Página 20-Rio Branco-AC
Autor: Ney José Brito Maciel
05 de Mar de 2006

Ocupo este espaço, a convite do amigo Txai Terri, com objetivo de
fazer algumas observações sobre o processo de redefinição dos limites
da Terra Indígena (TI) Rio Gregório, ocupada pelos povos Yawanawá e
Katukina. O foco deste artigo é principalmente mostrar o esforço de
suas lideranças pelo reconhecimento do direito de ocupar as terras que
habitam, imemorial e tradicionalmente.

Antes, como coordenador do Grupo Técnico (GT) que, em 2004, realizou
os estudos que resultaram na proposta de redefinição dos limites dessa
terra indígena, desejo, de público, compartilhar a preocupação quanto
à morosidade do processo, explicitada na carta enviada pelas duas
organizações Yawanawá à presidência da FUNAI, em final de janeiro de 2006.
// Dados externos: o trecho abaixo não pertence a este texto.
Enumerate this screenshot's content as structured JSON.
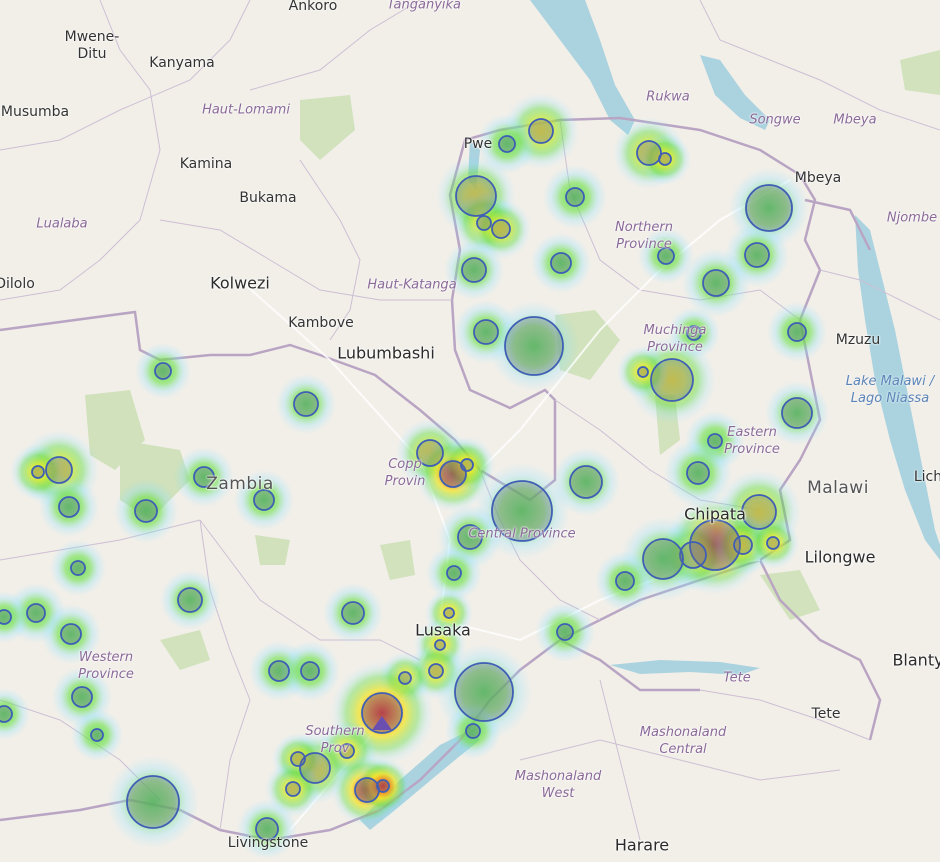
{
  "labels": {
    "mwene_ditu": "Mwene-\nDitu",
    "kanyama": "Kanyama",
    "ankoro": "Ankoro",
    "tanganyika": "Tanganyika",
    "musumba": "Musumba",
    "haut_lomami": "Haut-Lomami",
    "kamina": "Kamina",
    "bukama": "Bukama",
    "lualaba": "Lualaba",
    "dilolo": "Dilolo",
    "kolwezi": "Kolwezi",
    "haut_katanga": "Haut-Katanga",
    "kambove": "Kambove",
    "lubumbashi": "Lubumbashi",
    "pweto": "Pwe",
    "rukwa": "Rukwa",
    "songwe": "Songwe",
    "mbeya_region": "Mbeya",
    "mbeya_city": "Mbeya",
    "njombe": "Njombe",
    "northern_province": "Northern\nProvince",
    "muchinga": "Muchinga\nProvince",
    "mzuzu": "Mzuzu",
    "lake_malawi": "Lake Malawi /\nLago Niassa",
    "eastern_province": "Eastern\nProvince",
    "copperbelt": "Copp\nProvin",
    "zambia": "Zambia",
    "malawi": "Malawi",
    "lichinga": "Lich",
    "chipata": "Chipata",
    "lilongwe": "Lilongwe",
    "central_province": "Central Province",
    "lusaka": "Lusaka",
    "western_province": "Western\nProvince",
    "southern_province": "Southern\nProv",
    "tete_region": "Tete",
    "tete_city": "Tete",
    "blantyre": "Blanty",
    "mashonaland_central": "Mashonaland\nCentral",
    "mashonaland_west": "Mashonaland\nWest",
    "harare": "Harare",
    "livingstone": "Livingstone"
  },
  "heat_points": [
    {
      "name": "nw-cluster-1",
      "value": 0.6
    },
    {
      "name": "nw-cluster-2",
      "value": 0.4
    }
  ],
  "legend": {}
}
Apesar do momento atribulado pelo qual passa a política indigenista,
os responsáveis pelo andamento do processo de revisão de limites dessa
terra devem agilizar as medidas administrativas cabíveis, por
reconhecer que os Yawanawá não reivindicam nada além do que é a
própria obrigação do Estado, conforme estipulado no Artigo 231, do
Capítulo VIII ("Dos Índios"), da Constituição Federal (CF) de 1988:
"são reconhecidos aos índios sua organização social, costumes,
línguas, crenças e tradições, e os direitos originários sobre as
terras que tradicionalmente ocupam (...)".

Histórico da regularização

Em 1977, o Estado brasileiro deu início ao processo administrativo de
reconhecimento do direito dos Yawanawá e Katukina a uma terra
indígena. Naquele ano, um GT realizou os primeiros levantamentos de
populações e áreas indígenas na região. Alceu Cotia Mariz, funcionário
da FUNAI, falecido ano passado em Brasília, coordenou esse GT.

Essas ações faziam parte do empenho do governo federal em reativar
economicamente a região, após a desarticulação da economia da
borracha. Não por coincidência, os seringais, sob intervenção direta
de bancos estatais, saíam das mãos de antigos seringalistas para
empresas do centro-sul do país. Partes dos seringais dos rios
Gregório, Acuraua e Tarauacá foram transferidos do ex-senador Altevir
Leal à Companhia Paranaense de Colonização Agropecuária e Industrial
do Acre (Paranacre), que passou a se declarar proprietária de uma área
de 453.000 hectares, que incluía terras ocupadas tradicionalmente
pelos Yawanawá e Katukina.

Foi para responder às demandas da Paranacre que a FUNAI enviou, em
1982, um segundo GT ao rio Gregório. Sob coordenação de Artur Nobre
Mendes, atual Diretor de Assuntos Fundiários (DAF), este GT propôs a
delimitação de uma área com superfície de 92.860 hectares.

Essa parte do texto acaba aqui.